В памяти возникали самые неприятные моменты. Как она вообще могла оставаться с ним после этого всего с ее гордой и справедливой натурой? До него вдруг все это дошло.
Зиновий, было задремавший, очнулся и уставился на огонь.
«Не простит!» – подумал он и покачал головой. Теперь она где-то очень далеко. И только он сам всему виной, только он один.
Совесть грызла его впервые, потому что раньше, ему казалось, он не совершал достойных ее внимания плохих поступков. Теперь же он был безоружен перед нею и даже не пытался увиливать от откровенного разговора. Напротив, он внимал и соглашался, коря и ругая себя, понимая, что этим уже ничего не исправишь. И все равно даже в общении с собственной душой умудрялся лицемерить и оправдываться: «Ну я виноват, а она-то! Если бы она не… то и я бы не…» И так далее.
В языках пламени, сквозь которые он смотрел, больше не щадя глаз, ему вдруг померещилось нечто зловещее: будто сам ад смотрел на него через разверстый зев камина своим насмешливо-жестоким, изучающим взглядом, наблюдая и думая, что Зиновий этого не замечает. Он не выдержал и поднялся на ноги – надо было чем-то отвлечься.
В комнатах уже царили синие сумерки, но снаружи было еще достаточно светло. Сизый легкий туман неподвижно стоял в воздухе, но сквозь него все виделось еще четче и ясней. Пахло сухими опавшими листьями, витал необычный аромат осени, который присущ только средним широтам. Красно-золотой ноябрь стоял неподвижно, как вода в кувшине, под водянистым серо-голубым небом, с которого уже давно сошло солнце. Быть может, уже завтра ляжет снег, потому что морозно, небо хмурится, а воздух сер, будто в нем уже дрожат кристаллики льда.
На воздухе стало намного легче, и будто даже совсем отпустило. Зиновий долго стоял у перил крыльца, наслаждаясь ароматами и прелестями осени, пока неясный шорох не вывел его из этого транса. Он повернул голову и увидел зайца. Наглое животное, не заметив его, промчалось мимо домика в дальний угол сада и принялось невозмутимо объедать кору с той самой яблони, которую весной посадила здесь Лена.
– Эй! – крикнул Зиновий.
Но заяц будто его не слышал, торопливо продолжая свою преступную трапезу.

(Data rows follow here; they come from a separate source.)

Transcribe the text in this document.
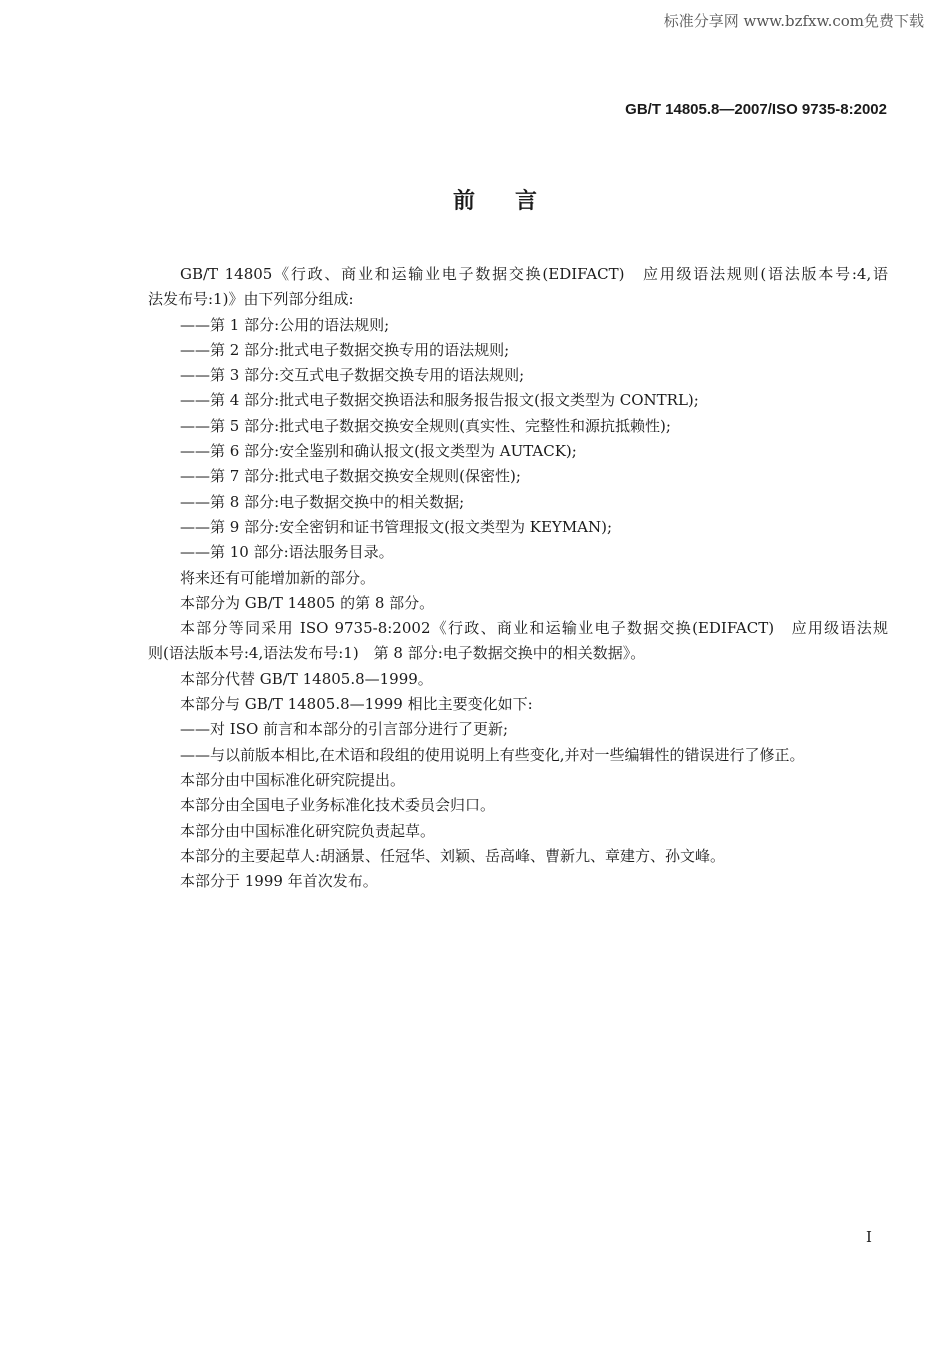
标准分享网 www.bzfxw.com免费下载
GB/T 14805.8—2007/ISO 9735-8:2002
前言
GB/T 14805《行政、商业和运输业电子数据交换(EDIFACT)　应用级语法规则(语法版本号:4,语
法发布号:1)》由下列部分组成:
——第 1 部分:公用的语法规则;
——第 2 部分:批式电子数据交换专用的语法规则;
——第 3 部分:交互式电子数据交换专用的语法规则;
——第 4 部分:批式电子数据交换语法和服务报告报文(报文类型为 CONTRL);
——第 5 部分:批式电子数据交换安全规则(真实性、完整性和源抗抵赖性);
——第 6 部分:安全鉴别和确认报文(报文类型为 AUTACK);
——第 7 部分:批式电子数据交换安全规则(保密性);
——第 8 部分:电子数据交换中的相关数据;
——第 9 部分:安全密钥和证书管理报文(报文类型为 KEYMAN);
——第 10 部分:语法服务目录。
将来还有可能增加新的部分。
本部分为 GB/T 14805 的第 8 部分。
本部分等同采用 ISO 9735-8:2002《行政、商业和运输业电子数据交换(EDIFACT)　应用级语法规
则(语法版本号:4,语法发布号:1)　第 8 部分:电子数据交换中的相关数据》。
本部分代替 GB/T 14805.8—1999。
本部分与 GB/T 14805.8—1999 相比主要变化如下:
——对 ISO 前言和本部分的引言部分进行了更新;
——与以前版本相比,在术语和段组的使用说明上有些变化,并对一些编辑性的错误进行了修正。
本部分由中国标准化研究院提出。
本部分由全国电子业务标准化技术委员会归口。
本部分由中国标准化研究院负责起草。
本部分的主要起草人:胡涵景、任冠华、刘颖、岳高峰、曹新九、章建方、孙文峰。
本部分于 1999 年首次发布。
I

– Ну погоди у меня, глупое животное! – разозлился он тогда и побежал в дом за ружьем. Ему, похоже, было важнее наказать преступника, нежели спугнуть его, чтобы спасти несколько сантиметров живой яблоневой коры.
Зиновий решительным шагом направился к Лене – так он еще тогда окрестил яблоньку. Он хорошо умел стрелять, с детства ездил с отцом на охоту и не одну зверушку отправил к праотцам. В прошлом году Зиновий подстрелил целых шесть зайцев, но с тех пор как встретил Лену, не убивал живых тварей.
«Если ты убьешь хоть одного зверя, хоть одну птицу, – как-то сказала она, – я тебе этого никогда не прощу!»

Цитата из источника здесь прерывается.